NEW YORK, NEW YORK – AMERINGER | McENERY | YOHE is pleased to announce an exhibition of new paintings by Suzanne Caporael. The Landscape will open on 23 April 2015 and will remain on view through 23 May 2015. A public reception for the artist will be held on 23 April from 6:00 to 8:00 p.m. A fully illustrated catalogue with an essay by Lilly Wei accompanies the exhibition.

Suzanne Caporael is an artist who places her hand firmly in the service of a mind driven by intense curiosity and a passion for scholarship. As a painter whose interests have been as wide ranging as ice, time, pigment, chemistry and road trips (to name but a few), it is perhaps inevitable that she would one day direct her attention to the landscape.

The antithesis of wilderness is landscape - land shaped by man. Tethered as it is to the expression of identity and power, landscape on any scale is both history and prophecy. With these twelve paintings, the artist begins a new series exploring the needs and ideologies that compel humans to create landscape out of wilderness or imagination. The neighbor’s pool, the corporate farm, and the landscape as painted image are all examined for meaning and origin.

To address the sometimes paradoxical discord between the visual and the conceptual, Caporael deflects a singular or signature style in favor of the constituent elements of each work. Shrugging off the formalist or minimalist labels, this method involves both description and invention, expressed not only through paint handling, but also by multiple variants of focus.

Some of the paintings are episodic, gleaned as they are from lingering looks or quick glances as she drives on rural roads to her studio. We become blind to something we habitually see, and Caporael’s painting from memory of the hay field she passes every day expresses that blindness by contrasting size with lack of detail and embellishment. In a smaller work, “696 (Glimpse, Valley Farm Rd.),” a single sight of a house reflected on a pond is recalled with a spare rendering of dark and light shapes.

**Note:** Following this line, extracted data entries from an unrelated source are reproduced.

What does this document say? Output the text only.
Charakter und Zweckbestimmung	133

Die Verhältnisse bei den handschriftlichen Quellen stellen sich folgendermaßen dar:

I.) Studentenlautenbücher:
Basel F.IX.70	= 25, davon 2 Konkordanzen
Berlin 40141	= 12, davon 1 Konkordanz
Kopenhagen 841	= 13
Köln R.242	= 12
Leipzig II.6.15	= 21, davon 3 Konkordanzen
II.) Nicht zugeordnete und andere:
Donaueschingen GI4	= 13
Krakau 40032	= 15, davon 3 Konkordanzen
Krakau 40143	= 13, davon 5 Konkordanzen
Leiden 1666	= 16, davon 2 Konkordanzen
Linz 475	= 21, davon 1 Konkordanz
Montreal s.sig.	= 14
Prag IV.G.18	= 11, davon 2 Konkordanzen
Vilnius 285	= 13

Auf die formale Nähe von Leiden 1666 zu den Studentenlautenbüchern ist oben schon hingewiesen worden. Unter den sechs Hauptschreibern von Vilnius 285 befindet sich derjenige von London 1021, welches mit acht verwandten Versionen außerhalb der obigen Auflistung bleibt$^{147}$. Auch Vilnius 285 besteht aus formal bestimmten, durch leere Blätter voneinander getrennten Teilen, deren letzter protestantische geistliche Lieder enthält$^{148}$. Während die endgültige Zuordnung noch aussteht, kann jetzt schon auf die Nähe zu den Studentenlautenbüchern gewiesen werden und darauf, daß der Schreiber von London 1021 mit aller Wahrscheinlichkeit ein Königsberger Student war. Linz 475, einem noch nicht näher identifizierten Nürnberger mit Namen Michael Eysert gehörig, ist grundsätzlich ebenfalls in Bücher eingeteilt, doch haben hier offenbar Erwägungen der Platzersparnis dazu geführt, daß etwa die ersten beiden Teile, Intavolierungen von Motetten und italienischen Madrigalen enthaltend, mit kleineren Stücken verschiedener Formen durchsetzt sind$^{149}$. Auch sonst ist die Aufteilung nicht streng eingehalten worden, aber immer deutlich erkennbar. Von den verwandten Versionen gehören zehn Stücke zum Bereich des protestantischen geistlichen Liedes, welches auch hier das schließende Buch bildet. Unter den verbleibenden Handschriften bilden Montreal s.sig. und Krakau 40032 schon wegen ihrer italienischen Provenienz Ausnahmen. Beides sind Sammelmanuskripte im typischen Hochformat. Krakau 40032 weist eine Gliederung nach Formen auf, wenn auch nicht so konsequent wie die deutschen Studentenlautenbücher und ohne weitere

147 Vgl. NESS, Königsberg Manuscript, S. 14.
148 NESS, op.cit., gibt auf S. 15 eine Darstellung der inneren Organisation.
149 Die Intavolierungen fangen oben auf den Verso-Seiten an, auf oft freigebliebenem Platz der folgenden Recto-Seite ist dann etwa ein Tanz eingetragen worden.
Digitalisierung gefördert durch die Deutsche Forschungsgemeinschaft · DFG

Other paintings are quotations that scrutinize or celebrate the work of artists who have wrestled the topic from a vastly different viewpoint. A van Gogh etching, “La Crau,” is cleared of vegetation, greatly enlarged and re-imagined as a perspective swoon. A painting after one of Henry Darger’s scrolls, “692 (At Jullo Callo, landscape after Darger),” is de-populated, and in the absence of their disturbing figures, Darger’s empathy for his Vivian girls is underscored by the care he put into the piecemeal construction of their landscape. Artist and landholder, Richard Prince’s idiosyncratic way of putting his mark on his land is celebrated by a painting, “700 (The pastoral exultation of Richard Prince),” that appropriates the vinyl record covered shed he built on his upstate farm.

More overtly agricultural views display elements of power and control in our contemporary landscape: lushly stroked but rigidly ordered GMO acres of alfalfa, comely pink opium poppies, and a seductive nocturne that disguises birth-to-death hog sheds on a distant hillside, all demonstrate the analgesic power of a man-made landscape to hide the more complicated narrative beneath.

John Brinkerhoff Jackson, author of Discovering the Vernacular Landscape, saw landscape as “... a rich and beautiful book that is always open before us. We have but to learn to read it.” As Caporael continues to reconnoiter the field, these paintings prompt observers to go beyond the view thematically contained by two words: The Landscape.

The artist earned her Bachelors and Masters degrees from the Otis Art Institute in Los Angeles, CA. Her work is represented in many major museum collections, including The Whitney Museum of Art, New York; The Museum of Contemporary Art, Los Angeles; The Art Institute of Chicago; The Los Angeles County Museum of Art; The San Francisco Museum of Art; The High Museum of Art, Atlanta; and The Yale University Art Gallery, New Haven.

Suzanne Caporael lives and works in Lakeville, CT with her husband, novelist Bruce Murkoff.